Post
Topic
Board Bitcoin Technical Support
Re: Bitcoin Wallet Empty, no transactions, no nothing
by
ForgottenPassword
on 05/08/2014, 11:28:35 UTC
Reading that thread there are many people accusing the developer of putting viruses in the coin.

Be WAY more careful in the future. Don't run ANYTHING you aren't 9,001% sure is safe. If you are installing software that has the source code available, learn how to compile it from source. Running the exe puts a lot of trust in the developer as the exe can do ANYTHING. People can check the source code for viruses but they cannot easily check the exe.

Hey,
Everyone that downloaded the windows wallet early needs to check that AppData\Local\Spoon directory. That is where the backdoor was installed, it doesn't come up on a lot of virus scans, and was packaged with the windows wallet. Seems that the dev has now removed the malicious wallet.

You need to delete that directory asap. The program installed after you ran the zipcoin wallet for the first time and ztor.exe remains running even after you close the zipcoin wallet.

Obviously the exchanges and people who complied from source weren't affected, as this was zipped with the original windows wallet that was posted in the announcement.

Digiguy seems like the attacker shilling to extend time cleaning people out, posting screenshots to direct attention from where the problem is.
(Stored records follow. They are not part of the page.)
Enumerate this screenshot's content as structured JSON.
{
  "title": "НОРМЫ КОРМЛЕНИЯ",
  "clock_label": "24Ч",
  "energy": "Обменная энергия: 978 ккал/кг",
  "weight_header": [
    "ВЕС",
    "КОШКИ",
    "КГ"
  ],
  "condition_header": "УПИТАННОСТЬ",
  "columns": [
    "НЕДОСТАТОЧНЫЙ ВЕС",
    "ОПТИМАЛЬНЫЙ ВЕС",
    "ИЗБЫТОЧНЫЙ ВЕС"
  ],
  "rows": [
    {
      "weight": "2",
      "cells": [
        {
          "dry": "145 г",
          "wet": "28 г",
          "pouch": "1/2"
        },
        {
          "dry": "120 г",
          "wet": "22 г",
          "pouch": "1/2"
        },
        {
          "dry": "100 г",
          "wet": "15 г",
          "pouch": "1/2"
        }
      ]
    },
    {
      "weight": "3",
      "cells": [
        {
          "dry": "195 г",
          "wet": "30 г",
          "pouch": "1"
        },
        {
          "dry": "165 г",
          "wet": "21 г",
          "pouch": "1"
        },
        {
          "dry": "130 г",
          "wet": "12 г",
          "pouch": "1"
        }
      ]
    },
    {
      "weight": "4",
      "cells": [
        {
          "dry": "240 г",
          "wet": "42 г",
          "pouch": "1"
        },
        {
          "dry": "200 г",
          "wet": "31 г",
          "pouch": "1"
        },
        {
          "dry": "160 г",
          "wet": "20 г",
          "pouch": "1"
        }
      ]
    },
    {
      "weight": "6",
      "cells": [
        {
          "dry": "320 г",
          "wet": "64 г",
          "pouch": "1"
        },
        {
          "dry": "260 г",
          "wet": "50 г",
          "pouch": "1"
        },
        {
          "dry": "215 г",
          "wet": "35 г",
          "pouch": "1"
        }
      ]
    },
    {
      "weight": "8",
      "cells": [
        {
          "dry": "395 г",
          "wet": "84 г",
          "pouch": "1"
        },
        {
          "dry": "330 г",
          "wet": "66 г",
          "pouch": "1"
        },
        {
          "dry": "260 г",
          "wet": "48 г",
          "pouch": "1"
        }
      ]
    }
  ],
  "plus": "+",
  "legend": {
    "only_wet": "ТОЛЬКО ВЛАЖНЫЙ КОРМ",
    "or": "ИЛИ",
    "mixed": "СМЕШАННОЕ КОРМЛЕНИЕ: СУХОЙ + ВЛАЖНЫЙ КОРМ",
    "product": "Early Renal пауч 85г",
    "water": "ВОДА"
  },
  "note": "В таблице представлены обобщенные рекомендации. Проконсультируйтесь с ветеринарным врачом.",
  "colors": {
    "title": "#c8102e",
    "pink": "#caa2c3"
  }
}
So if you downloaded that original windows wallet you need to check that  C:\USERS\youraccount\APPDATA\LOCAL\SPOON, delete that directory asap, and then look for all your wallet.dat files in the APPDATA roaming folder, if you were infected the "wallet.dat" files were renamed to whatever coin it was such as "Dogecoin.dat" and then sent to the attacker.

Gonna repeat, Zipcoin-qt.exe itself is not malicious it was the ztor.exe bullshit that was packaged with the windows wallet, maybe thats why the dev called it zipcoin heh.
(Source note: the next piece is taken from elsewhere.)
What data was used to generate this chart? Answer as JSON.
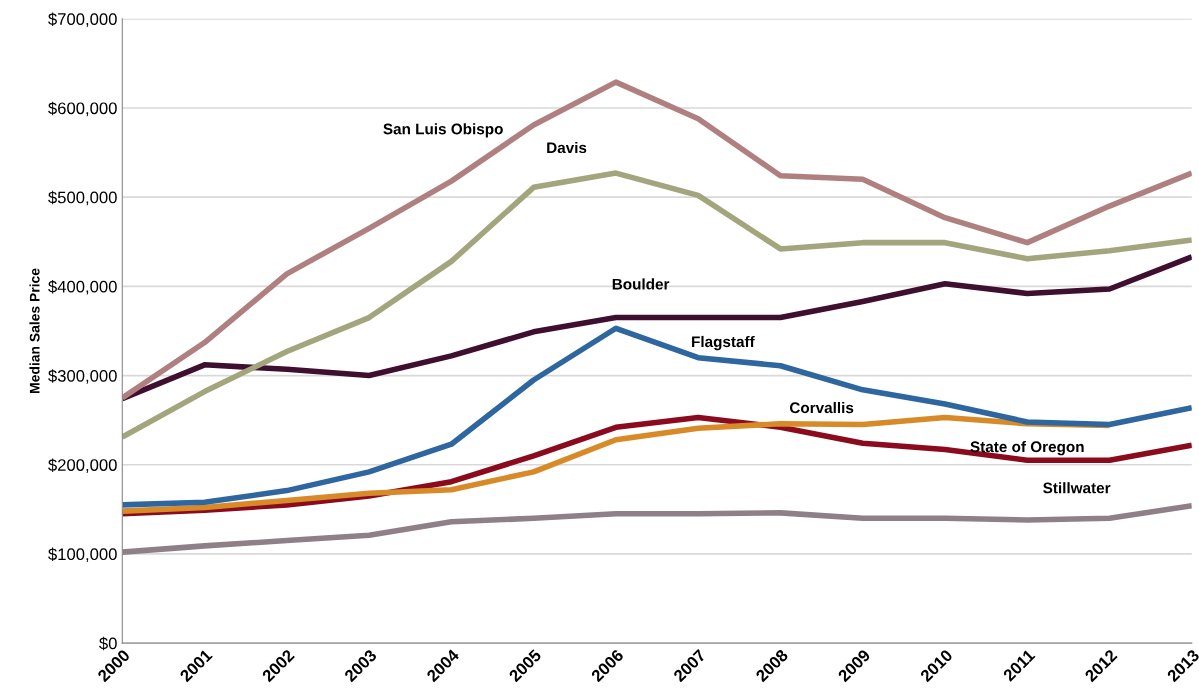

Again this shit doesnt come up on a lot of antivirus scanners and you need to remove this manually if you were infected, and then there is no telling what else could have been installed so its best to reformat your harddrive.

I fear a good amount of people got cleaned out already if they had all their wallets on the infected PC, I guess we'll find out with time.

You should not just delete the directory like this guy recommends. You should do a fresh Windows install. This is the only way to be sure you've removed it.